While modern pressure cookers have many safety improvements, they can still be dangerous if not used properly. The high temperatures and fast cooking times in a pressure cooker can cause food to explode, making it imperative to use proper technique and follow the manufacturer’s instructions. In addition, the steam that is released during pressure cooking can burn or scald people handling the pot. This risk is reduced by using a pressure cooker with a stainless steel lid and a stainless steel trivet, and by keeping the pot away from counters and cabinets where it can damage these materials.

Some foods, such as beans, need to be soaked or “boiling” before they are cooked in order to soften them. This is best done in a separate pan before placing them in the pressure cooker to reduce the amount of water needed to reach pressure.
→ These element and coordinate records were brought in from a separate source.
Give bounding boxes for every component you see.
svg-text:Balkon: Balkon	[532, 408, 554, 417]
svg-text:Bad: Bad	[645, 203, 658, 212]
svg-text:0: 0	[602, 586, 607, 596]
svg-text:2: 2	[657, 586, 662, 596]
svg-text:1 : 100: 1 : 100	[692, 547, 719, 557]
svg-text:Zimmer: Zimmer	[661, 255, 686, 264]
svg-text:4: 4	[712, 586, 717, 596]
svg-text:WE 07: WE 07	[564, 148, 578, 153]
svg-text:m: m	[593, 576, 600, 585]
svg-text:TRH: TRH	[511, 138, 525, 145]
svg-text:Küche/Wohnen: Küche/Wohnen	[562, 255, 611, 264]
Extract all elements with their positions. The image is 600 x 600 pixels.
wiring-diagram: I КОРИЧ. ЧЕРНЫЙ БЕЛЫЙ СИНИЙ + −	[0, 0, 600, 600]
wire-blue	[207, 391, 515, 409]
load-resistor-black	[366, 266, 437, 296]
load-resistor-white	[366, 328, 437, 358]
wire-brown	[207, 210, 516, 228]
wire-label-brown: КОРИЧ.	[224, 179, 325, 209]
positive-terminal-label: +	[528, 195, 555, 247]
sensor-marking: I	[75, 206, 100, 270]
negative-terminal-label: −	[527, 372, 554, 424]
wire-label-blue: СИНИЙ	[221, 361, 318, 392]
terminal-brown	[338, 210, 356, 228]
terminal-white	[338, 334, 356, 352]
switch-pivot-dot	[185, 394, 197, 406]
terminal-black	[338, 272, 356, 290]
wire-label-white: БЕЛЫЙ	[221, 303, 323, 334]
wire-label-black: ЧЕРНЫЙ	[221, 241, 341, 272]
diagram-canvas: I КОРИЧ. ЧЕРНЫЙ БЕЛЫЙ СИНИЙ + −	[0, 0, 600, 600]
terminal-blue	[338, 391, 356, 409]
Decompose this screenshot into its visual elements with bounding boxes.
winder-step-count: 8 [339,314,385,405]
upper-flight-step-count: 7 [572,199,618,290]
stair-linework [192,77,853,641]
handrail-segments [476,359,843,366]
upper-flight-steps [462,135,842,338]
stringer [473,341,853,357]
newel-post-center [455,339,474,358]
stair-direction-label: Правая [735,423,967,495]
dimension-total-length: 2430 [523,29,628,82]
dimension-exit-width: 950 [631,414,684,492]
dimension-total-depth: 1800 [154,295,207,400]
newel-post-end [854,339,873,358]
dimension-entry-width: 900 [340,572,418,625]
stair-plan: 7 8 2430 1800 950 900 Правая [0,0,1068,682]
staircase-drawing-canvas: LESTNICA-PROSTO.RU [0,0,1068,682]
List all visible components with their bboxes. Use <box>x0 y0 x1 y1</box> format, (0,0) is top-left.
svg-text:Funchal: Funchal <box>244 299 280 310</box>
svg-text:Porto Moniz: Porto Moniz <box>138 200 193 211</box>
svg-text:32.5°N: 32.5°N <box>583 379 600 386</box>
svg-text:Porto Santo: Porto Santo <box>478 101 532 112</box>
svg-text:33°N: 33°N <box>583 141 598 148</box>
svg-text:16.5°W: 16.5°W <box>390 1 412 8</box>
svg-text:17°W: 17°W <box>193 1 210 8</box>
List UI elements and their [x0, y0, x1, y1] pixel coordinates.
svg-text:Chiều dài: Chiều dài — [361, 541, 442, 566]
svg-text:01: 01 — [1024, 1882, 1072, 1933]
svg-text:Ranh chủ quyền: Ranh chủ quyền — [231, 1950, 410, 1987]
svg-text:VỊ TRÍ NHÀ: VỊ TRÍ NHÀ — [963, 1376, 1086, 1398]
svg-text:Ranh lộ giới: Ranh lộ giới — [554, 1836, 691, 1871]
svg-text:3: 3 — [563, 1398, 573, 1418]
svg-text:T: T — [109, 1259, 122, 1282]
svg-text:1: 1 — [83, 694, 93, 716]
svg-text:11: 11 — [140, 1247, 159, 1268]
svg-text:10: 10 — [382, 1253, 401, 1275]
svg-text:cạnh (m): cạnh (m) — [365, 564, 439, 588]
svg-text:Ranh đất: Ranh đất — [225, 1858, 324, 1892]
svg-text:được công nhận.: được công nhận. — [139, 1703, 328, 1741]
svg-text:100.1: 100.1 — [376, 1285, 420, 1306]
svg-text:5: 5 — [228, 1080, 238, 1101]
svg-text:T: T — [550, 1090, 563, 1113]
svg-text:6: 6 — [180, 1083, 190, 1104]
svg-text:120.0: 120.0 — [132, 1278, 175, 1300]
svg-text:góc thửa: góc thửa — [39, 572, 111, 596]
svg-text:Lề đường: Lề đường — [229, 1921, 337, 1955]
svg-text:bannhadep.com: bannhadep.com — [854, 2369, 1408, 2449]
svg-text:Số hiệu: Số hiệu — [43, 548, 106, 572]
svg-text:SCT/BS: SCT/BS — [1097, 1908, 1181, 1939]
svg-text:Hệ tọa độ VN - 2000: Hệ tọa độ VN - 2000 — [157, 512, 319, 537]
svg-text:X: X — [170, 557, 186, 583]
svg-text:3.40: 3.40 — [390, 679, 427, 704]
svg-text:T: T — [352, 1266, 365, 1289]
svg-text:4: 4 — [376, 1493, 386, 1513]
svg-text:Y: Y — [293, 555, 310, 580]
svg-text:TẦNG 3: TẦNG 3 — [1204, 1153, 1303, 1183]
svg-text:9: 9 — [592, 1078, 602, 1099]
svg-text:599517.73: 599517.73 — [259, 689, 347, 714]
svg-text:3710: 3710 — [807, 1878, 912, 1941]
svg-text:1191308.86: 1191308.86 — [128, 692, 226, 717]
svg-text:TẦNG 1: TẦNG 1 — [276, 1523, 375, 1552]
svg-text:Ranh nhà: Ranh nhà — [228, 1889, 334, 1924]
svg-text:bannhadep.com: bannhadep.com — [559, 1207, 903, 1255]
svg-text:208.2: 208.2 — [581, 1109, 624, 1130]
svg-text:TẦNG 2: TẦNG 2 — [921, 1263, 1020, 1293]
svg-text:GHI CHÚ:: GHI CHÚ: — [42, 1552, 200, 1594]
Adding a small amount of water to the pressure cooker during this step will also help it cook faster.

The pressure cooker should never be overfilled and the valve must be checked to make sure it seals tightly. A leaking valve can cause the pressure inside to build up too quickly and explode, so it is important to regularly check that the gasket is sealing well and that the vent is not blocked. Some foods, like pulses or rice, can get into the valve and clog it. This can be prevented by filling the pressure cooker only half full and using a heat-safe container that fits inside the pot.